Жены офицеров сидели в скверике перед домом, в котором они жили. Тут же их дети играли в песочнице, качались на качелях. Это был военный городок, где все хорошо знали друг друга. Женщины разговаривали о своих домашних и служебных делах. Время было вечернее, многие из них недавно вернулись с работы. Вдруг голоса их притихли, а глаза с любопытством постреливали в сторону женщины, которая шла мимо по тротуару. Немолодая, статная, с ухоженным белым лицом, короткие рукава летнего голубого платья открывали мягкие полные руки.
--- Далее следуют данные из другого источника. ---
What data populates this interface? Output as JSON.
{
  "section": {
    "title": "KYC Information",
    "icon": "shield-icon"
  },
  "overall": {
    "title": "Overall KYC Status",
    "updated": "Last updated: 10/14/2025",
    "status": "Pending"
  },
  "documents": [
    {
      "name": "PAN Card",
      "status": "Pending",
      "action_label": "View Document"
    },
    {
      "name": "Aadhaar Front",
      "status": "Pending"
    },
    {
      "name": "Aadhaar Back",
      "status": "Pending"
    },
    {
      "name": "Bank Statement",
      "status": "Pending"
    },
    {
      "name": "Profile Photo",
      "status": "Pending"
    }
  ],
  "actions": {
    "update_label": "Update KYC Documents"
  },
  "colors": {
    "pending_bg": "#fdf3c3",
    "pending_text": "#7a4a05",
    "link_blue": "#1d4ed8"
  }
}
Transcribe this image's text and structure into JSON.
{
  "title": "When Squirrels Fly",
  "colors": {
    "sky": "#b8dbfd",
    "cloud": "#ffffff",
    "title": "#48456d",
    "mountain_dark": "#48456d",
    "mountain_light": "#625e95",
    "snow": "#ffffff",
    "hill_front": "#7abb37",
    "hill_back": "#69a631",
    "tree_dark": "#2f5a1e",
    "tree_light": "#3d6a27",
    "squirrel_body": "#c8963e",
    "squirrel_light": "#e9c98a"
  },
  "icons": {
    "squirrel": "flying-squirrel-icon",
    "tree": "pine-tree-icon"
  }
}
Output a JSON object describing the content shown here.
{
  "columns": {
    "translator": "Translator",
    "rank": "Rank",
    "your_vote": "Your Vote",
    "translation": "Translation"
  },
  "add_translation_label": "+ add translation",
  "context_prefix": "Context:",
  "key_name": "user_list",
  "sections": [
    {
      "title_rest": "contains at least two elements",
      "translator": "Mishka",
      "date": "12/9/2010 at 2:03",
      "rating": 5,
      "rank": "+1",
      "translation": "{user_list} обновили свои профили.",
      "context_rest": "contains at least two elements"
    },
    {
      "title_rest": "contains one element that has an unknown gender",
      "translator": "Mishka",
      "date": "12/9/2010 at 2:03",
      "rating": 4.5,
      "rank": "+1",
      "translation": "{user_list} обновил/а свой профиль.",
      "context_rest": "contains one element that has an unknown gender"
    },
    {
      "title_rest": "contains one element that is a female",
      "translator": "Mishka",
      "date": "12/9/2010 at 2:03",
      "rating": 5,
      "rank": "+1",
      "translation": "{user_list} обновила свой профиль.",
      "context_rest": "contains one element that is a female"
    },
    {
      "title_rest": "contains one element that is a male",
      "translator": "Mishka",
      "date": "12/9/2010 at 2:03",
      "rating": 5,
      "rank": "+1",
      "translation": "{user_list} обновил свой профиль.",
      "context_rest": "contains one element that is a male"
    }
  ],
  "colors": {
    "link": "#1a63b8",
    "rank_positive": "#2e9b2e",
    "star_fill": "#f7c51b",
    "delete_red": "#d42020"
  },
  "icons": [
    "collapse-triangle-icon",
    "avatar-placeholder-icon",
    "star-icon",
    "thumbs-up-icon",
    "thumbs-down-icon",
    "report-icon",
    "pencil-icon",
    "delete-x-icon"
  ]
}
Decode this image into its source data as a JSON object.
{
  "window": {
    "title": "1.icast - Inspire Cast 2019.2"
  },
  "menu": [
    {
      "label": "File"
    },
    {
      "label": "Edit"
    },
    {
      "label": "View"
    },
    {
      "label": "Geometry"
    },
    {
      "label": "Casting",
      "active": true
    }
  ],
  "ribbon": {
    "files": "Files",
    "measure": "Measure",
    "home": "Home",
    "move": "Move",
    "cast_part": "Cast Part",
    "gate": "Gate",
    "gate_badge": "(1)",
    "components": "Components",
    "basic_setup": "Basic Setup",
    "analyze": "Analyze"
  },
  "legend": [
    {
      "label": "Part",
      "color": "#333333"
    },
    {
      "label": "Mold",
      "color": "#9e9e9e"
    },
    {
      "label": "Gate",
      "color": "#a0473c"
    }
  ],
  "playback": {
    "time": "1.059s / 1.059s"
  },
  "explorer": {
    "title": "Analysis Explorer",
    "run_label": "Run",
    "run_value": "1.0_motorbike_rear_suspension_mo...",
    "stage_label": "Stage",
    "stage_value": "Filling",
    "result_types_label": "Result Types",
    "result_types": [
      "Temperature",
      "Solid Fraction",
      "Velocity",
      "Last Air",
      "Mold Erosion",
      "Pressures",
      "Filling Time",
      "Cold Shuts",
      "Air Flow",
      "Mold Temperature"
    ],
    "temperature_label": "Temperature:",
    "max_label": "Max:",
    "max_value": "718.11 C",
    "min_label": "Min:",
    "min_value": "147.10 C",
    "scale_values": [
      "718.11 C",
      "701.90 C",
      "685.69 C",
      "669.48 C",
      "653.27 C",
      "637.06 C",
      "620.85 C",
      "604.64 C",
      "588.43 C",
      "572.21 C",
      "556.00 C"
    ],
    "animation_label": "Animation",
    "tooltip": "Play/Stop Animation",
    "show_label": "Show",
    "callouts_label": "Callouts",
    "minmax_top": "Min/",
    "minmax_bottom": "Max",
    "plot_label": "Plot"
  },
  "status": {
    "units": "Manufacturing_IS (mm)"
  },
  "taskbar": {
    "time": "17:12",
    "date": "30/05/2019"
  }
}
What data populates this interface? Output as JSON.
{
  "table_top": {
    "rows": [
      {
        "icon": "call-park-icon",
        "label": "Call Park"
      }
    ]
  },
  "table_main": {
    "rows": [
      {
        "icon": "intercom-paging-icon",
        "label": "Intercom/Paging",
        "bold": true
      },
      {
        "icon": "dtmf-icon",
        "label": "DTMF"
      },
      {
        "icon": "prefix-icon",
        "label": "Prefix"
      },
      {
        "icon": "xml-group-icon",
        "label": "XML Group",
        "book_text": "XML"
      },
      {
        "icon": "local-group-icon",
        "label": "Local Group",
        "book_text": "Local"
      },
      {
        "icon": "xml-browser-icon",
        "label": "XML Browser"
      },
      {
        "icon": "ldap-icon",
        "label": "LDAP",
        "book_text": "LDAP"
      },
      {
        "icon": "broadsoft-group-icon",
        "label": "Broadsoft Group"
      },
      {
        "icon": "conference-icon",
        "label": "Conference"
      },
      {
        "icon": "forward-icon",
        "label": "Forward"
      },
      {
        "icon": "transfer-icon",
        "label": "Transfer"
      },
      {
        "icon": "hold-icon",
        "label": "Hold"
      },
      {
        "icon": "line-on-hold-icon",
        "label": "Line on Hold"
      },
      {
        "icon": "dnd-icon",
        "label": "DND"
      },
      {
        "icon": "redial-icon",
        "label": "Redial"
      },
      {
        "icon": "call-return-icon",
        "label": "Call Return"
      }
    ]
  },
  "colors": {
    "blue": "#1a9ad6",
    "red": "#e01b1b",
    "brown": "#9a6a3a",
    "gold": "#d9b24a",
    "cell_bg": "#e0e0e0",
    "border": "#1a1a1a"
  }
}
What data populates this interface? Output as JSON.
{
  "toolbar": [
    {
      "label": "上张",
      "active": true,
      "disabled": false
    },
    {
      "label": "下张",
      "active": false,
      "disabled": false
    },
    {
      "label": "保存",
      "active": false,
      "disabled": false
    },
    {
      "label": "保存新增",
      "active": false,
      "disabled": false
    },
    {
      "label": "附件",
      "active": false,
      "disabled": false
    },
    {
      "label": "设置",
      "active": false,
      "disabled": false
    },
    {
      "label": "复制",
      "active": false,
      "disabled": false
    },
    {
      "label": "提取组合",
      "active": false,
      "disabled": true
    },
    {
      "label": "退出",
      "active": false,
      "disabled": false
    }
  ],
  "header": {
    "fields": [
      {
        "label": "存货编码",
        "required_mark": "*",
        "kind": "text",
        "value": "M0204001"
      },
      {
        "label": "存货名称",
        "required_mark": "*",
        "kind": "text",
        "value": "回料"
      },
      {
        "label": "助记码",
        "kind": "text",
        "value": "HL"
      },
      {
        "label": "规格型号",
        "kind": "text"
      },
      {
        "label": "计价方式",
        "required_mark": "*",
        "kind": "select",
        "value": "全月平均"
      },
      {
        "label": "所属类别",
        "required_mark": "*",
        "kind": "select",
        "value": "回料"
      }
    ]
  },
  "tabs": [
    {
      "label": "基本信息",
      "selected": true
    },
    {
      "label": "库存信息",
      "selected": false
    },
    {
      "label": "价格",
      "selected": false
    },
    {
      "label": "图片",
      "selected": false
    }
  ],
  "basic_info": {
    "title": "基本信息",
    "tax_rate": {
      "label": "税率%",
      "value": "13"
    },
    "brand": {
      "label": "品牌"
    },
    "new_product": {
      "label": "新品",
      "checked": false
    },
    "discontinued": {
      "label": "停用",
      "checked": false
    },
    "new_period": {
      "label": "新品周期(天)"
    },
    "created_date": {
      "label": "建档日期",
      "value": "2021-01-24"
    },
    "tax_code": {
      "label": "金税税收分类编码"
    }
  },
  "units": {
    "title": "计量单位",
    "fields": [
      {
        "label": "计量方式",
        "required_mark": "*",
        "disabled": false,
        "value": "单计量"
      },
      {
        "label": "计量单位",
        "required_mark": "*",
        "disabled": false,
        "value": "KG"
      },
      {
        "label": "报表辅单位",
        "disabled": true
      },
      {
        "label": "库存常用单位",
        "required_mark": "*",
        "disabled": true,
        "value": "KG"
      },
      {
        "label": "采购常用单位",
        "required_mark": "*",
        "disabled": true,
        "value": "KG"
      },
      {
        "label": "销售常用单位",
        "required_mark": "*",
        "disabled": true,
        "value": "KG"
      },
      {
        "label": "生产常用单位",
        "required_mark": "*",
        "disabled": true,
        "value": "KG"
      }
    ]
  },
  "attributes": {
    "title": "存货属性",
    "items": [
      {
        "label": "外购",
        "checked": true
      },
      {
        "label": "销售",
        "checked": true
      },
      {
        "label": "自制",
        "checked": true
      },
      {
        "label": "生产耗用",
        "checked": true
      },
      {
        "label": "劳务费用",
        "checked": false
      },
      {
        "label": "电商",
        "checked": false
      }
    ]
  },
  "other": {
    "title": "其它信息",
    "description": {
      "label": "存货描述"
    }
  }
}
Одна из женщин тихо прошептала:

– Генеральша…

Слово это прошелестело как предупреждение, чтоб не слышала проходившая мимо. Она недавно приехала с мужем генералом в этот городок. Генерал получил сюда назначение на самую высокую должность – командующего армией.

Настроение у женщин в сквере несколько испортилось. Больше других переживала жена майора, которая бросила этот шепоток:

– Как-то нехорошо получилось, зачем я это сказала! Совсем не хотела ее обидеть.

– А почему это обидно? – пыталась снять неловкость молоденькая соседка, жена лейтенанта, – она и есть генеральша.

– Нет, шепоток какой-то неприличный получился. Наверное, она слышала.

Жена генерала этот шепоток уловила. Из окон ее квартиры был виден скверик, где сидели женщины. Сквозь шторы она некоторое время смотрела на них и думала: «Чем я вас обидела?» Надежда Андреевна была женщина не робкая, поэтому решила: «Надо с ними поговорить. Не сейчас, конечно, но поговорить надо».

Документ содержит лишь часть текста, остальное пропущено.